Throwing pots sure can take a toll on your hands, I learned. I learned a couple other things as well last semester in The Potter’s Wheel. How to make a teapot from a hunk of earth, being another one. I think, however, that what I gained last semester amounts to a bit more than some severely chapped hands and a shelf of doubtfully constructed ceramics.

In the studio, the hours pass effortlessly. An hour spent stuffed into a seat in Sci 101 may pass at snail’s pace, but in the ceramics studio, I glance up after hours and realize it’s already time to clean up and head to lunch. My thinking seems to slow down in the studio, which is maybe why time seems to pass so slowly. One thought, instead of leapfrogging into another tangential thought, hangs in my mind; it dawdles, sips a cup of tea, lingers for a while. Perhaps that’s why time moves so seamlessly in the studio -- instead of my usual hyper-speed leapfrogging from topic to topic to yet another topic, I watch the thoughts drift in and out of my mind.

I really enjoyed thinking in this way. Instead of feeling like I was desperately clinging to the caboose of my train-of-thought, I felt like I was detached from my thoughts rather than part of them, and I could stroll around, examine, assess, critique and criticize them. It was eye-opening. Instead of being a slave to my thoughts, whims, and ideas, I felt outside of them and thus able to properly assess them.

Another thing I love about ceramics is that it is so often a physical release. I spent my time in the studio scraping clay out of a big plastic-lined trashcan with my fingertips, wedging balls of it on the canvas-covered tables, smacking it into balls, slamming it onto the wheel, whacking it into the wheel’s center.
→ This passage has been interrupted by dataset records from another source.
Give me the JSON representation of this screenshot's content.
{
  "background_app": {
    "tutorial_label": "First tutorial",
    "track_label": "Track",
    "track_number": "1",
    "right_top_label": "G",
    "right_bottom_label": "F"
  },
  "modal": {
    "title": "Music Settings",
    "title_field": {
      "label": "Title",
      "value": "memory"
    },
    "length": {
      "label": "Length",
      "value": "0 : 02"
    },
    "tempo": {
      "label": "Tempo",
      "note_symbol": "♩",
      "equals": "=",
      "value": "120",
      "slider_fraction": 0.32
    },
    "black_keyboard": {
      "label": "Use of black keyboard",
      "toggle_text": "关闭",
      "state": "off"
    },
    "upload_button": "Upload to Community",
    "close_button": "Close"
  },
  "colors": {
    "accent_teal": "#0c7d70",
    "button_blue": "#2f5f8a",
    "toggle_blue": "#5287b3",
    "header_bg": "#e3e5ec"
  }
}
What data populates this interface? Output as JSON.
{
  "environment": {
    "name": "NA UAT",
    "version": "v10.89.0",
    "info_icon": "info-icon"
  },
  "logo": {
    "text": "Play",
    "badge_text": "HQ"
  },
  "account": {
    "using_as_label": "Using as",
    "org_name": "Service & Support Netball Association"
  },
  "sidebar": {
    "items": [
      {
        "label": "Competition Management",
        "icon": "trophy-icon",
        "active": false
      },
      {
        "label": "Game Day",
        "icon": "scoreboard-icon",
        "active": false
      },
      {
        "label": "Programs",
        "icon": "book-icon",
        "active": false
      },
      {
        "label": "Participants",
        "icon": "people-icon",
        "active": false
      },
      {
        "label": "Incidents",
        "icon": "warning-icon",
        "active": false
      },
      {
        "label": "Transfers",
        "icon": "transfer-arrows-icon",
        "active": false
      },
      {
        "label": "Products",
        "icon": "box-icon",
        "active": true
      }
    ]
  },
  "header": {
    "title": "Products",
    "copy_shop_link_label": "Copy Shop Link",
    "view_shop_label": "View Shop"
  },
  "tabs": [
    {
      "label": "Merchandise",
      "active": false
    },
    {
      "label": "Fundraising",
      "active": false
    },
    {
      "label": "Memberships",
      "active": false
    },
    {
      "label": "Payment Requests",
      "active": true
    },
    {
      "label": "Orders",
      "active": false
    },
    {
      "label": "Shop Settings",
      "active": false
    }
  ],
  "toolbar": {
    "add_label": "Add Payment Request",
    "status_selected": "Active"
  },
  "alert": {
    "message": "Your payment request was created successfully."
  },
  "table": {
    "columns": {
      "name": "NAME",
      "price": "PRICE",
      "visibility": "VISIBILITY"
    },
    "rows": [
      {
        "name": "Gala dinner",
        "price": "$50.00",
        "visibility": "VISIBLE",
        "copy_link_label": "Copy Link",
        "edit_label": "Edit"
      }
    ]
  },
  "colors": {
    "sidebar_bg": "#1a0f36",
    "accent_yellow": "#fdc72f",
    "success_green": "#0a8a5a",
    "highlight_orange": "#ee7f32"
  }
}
No wonder my shoulders would ache after a long day in the studio, and nerves in my back would pinch against each other in painful reminder of the morning’s work.

For such a violent sport, though, you make such delicate things. That's another thing I love about pottery: you need a combination of harshness and gentleness. You need to be able to throw your whole body’s weight against that clay, but you also need to know when to lay off the pressure. You need to know force and delicacy; it’s all about the balance. And there’s something so perfect that happens when you throw a perfectly centered pot. When it’s centered in just the right way, you feel the clay move up with your hands almost effortlessly. Perfection... the universe is in order. You’ve achieved domination over this hunk of clay, you’ve gotten it to do exactly what you wanted it to do. It’s an incredibly satisfying feeling. That process of taking a mass of senseless stuff and shaping it into something beautiful and meaningful - not through brute force, but by controlled effort - is also to me what writing is about. I love doing this with pottery, and I love doing it with writing.

With this blog, I'd like to take some of my thoughts and slow them down to a ceramics class pace: allow them to wiggle and settle, and give my thoughts the time of day necessary to making any cogent conclusions about the world. I'd also like to practice some of the violent delicacy needed to making any good piece of art: I'd like to mash some ideas up, slam them around, shove at them from all directions, and then whittle at them gently until only the sleekest, smoothest ones remain. I'd like to separate my thoughts from myself in the same way that I was able to in the studio. So I'd like to make this blog an attempt at a moreartistic and contemplative way of thinking, and I'd also like to make it an attempt at working something beautiful out of the everyday.